9/12/2014

Random Idea Generator

So when I'm not pretty much glued to the computer screen following all the information (and disinformation) about the upcoming Scottish Referendum, I'm getting busy on doing all the things I usually do about this time of year when a book is finally out and another, as yet unpublished, is going through the submission process with my publishers: working out my taxes, cycling around Taipei (and there'll be a lengthy post coming up about that soon), and, most especially, coming up with ideas for new books.

It's true that the ideas for several of my books have come to me in what I guess you'd call moments of inspiration. One hit me the other day, and after two days I had maybe five, six thousand words of notes on the idea, all of them flowing fairly freely.
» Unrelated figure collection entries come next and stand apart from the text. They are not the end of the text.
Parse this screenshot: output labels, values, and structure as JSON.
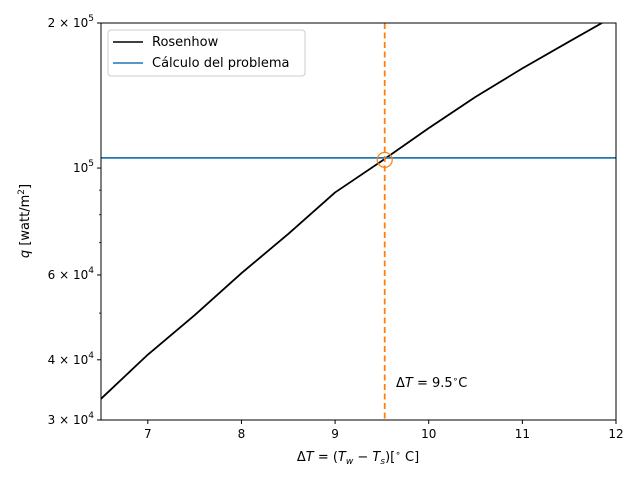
{
  "chart_data": {
    "type": "line",
    "xlabel": "ΔT = (T_w − T_s)[° C]",
    "ylabel": "q [watt/m²]",
    "xlim": [
      6.5,
      12
    ],
    "ylim": [
      30000,
      200000
    ],
    "yscale": "log",
    "grid": false,
    "legend_position": "top-left",
    "x_ticks": [
      7,
      8,
      9,
      10,
      11,
      12
    ],
    "x_tick_labels": [
      "7",
      "8",
      "9",
      "10",
      "11",
      "12"
    ],
    "y_major_ticks": [
      {
        "value": 30000,
        "mantissa": "3",
        "times": true,
        "exp": "4"
      },
      {
        "value": 40000,
        "mantissa": "4",
        "times": true,
        "exp": "4"
      },
      {
        "value": 60000,
        "mantissa": "6",
        "times": true,
        "exp": "4"
      },
      {
        "value": 100000,
        "mantissa": "10",
        "times": false,
        "exp": "5"
      },
      {
        "value": 200000,
        "mantissa": "2",
        "times": true,
        "exp": "5"
      }
    ],
    "y_minor_ticks": [
      50000,
      70000,
      80000,
      90000
    ],
    "series": [
      {
        "name": "Rosenhow",
        "color": "#000000",
        "style": "solid",
        "x": [
          6.5,
          7.0,
          7.5,
          8.0,
          8.5,
          9.0,
          9.5,
          10.0,
          10.5,
          11.0,
          11.5,
          11.85
        ],
        "y": [
          33200,
          41000,
          49500,
          60500,
          73000,
          89000,
          103500,
          121000,
          140500,
          161000,
          183000,
          200000
        ]
      },
      {
        "name": "Cálculo del problema",
        "color": "#1f77b4",
        "style": "solid",
        "x": [
          6.5,
          12
        ],
        "y": [
          105000,
          105000
        ]
      }
    ],
    "annotations": {
      "vline": {
        "x": 9.53,
        "color": "#ff7f0e",
        "style": "dashed"
      },
      "marker": {
        "x": 9.53,
        "y": 104000,
        "color": "#ff7f0e",
        "shape": "open-circle"
      },
      "label": {
        "prefix": "ΔT",
        "suffix": " = 9.5",
        "unit": "C",
        "x": 9.65,
        "y": 36000
      }
    }
  }
}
Another one I've had for a couple of years, sitting on my hard drive, but I'm currently expanding that from a very bare-bones sketch to something rather more full-bodied.

I'm a big fan of what I guess you'd call free association - or at least, that's what I think it is. If I've got any kind of an idea I think is worth pursuing, I open up a new document and start typing pretty much everything that comes into my head. It's all out of order, and disconnected, with a very great number of random thoughts and ideas that go nowhere. But the advantage of the process of essentially typing as I think is that the process of putting the words down itself generates ideas. Once you have enough ideas down, the whole thing starts to achieve what I guess you might call a chain reaction. To be more precise, the mind starts to draw connections between those different random ideas, and a picture gradually emerges - of a situation, a dilemma, a society real or imagined, of characters and names.

So I don't know if that's useful or relevant or interesting to you, but it's one way to generate ideas, and it's the one that's worked just fine for me through ten books, including the one I just finished and that will appear next year.